Federal workers return to posts

But return to normalcy still distant as 5-week backlog awaits

Park ranger Rhonda Schier (right) talks Sunday with visitors to the Gateway Arch in St. Louis. The Arch reopened Sunday after the partial government shutdown.
Park ranger Rhonda Schier (right) talks Sunday with visitors to the Gateway Arch in St. Louis. The Arch reopened Sunday after the partial government shutdown.

An avalanche of emails, backlogged permits, lapsed contracts and stalled payments to low-income Americans will face the hundreds of thousands of federal employees who return to work today.

For 35 days, they waited out the shutdown of nine Cabinet agencies and dozens of smaller ones. Now, they'll face a major bureaucratic reboot.

A return to normal operations could take weeks or even months. The National Park Service will need to restore basic amenities at hundreds of parks and monuments, removing accumulated trash and plowing multiple feet of snow. The Bureau of Indian Affairs must quickly issue grants to head off food shortages and a health care crisis for American Indian tribal members whose funding was cut off.

Inspectors returning from furlough to the National Transportation Safety Board will have to decide which of the almost 100 rail, plane and highway crashes to investigate first. And the Internal Revenue Service will race to train employees to implement changes to the tax code and hire thousands of temporary workers for tax season.

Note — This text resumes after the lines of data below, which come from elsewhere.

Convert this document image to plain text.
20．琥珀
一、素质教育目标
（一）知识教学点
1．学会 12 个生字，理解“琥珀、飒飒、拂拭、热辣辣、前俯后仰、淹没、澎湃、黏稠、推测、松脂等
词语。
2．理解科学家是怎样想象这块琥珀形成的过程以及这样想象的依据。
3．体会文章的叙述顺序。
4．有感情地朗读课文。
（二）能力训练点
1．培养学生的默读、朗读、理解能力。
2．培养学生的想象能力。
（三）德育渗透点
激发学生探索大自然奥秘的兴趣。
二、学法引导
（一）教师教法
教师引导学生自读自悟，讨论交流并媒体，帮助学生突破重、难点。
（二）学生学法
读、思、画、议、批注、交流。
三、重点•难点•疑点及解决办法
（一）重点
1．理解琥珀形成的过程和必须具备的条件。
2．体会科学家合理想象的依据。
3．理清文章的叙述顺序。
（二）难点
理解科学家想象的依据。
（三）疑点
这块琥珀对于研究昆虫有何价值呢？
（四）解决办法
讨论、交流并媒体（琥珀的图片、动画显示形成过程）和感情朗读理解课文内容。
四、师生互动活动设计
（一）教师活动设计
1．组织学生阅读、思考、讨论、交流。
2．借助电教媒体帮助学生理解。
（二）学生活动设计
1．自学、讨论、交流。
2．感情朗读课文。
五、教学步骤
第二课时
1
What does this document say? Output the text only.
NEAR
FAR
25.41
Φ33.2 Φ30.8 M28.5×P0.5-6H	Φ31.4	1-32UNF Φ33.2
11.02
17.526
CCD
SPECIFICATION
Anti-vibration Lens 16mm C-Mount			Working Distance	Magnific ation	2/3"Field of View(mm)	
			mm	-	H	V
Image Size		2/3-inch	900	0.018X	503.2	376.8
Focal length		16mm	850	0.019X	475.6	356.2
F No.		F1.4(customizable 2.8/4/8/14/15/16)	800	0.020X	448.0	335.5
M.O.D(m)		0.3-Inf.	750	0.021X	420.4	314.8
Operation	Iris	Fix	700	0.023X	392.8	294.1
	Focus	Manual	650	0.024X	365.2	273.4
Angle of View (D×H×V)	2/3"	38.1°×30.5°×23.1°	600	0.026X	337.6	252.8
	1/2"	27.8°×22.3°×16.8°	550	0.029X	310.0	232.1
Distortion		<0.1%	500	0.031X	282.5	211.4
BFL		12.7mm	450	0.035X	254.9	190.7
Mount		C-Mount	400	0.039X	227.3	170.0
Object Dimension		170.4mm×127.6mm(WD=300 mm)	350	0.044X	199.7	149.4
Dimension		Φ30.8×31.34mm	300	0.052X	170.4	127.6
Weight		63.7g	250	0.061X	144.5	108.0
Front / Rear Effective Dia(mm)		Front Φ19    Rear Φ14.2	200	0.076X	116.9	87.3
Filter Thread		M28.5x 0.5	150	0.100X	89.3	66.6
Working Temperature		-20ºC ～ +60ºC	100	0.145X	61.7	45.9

"I'm so ready to go back to work," said Laura Barnaby, an international trade specialist with the Commerce Department. She was so anxious to dig into her backlog that she planned to log in to her computer from home on Sunday.

The first order of business for her and more than 350,000 others who spent the shutdown at home will be simple office tasks, like new passwords for computers. Timecards will need filling out, so payroll staffs know who was furloughed, worked without pay, called in sick, earned overtime or a combination.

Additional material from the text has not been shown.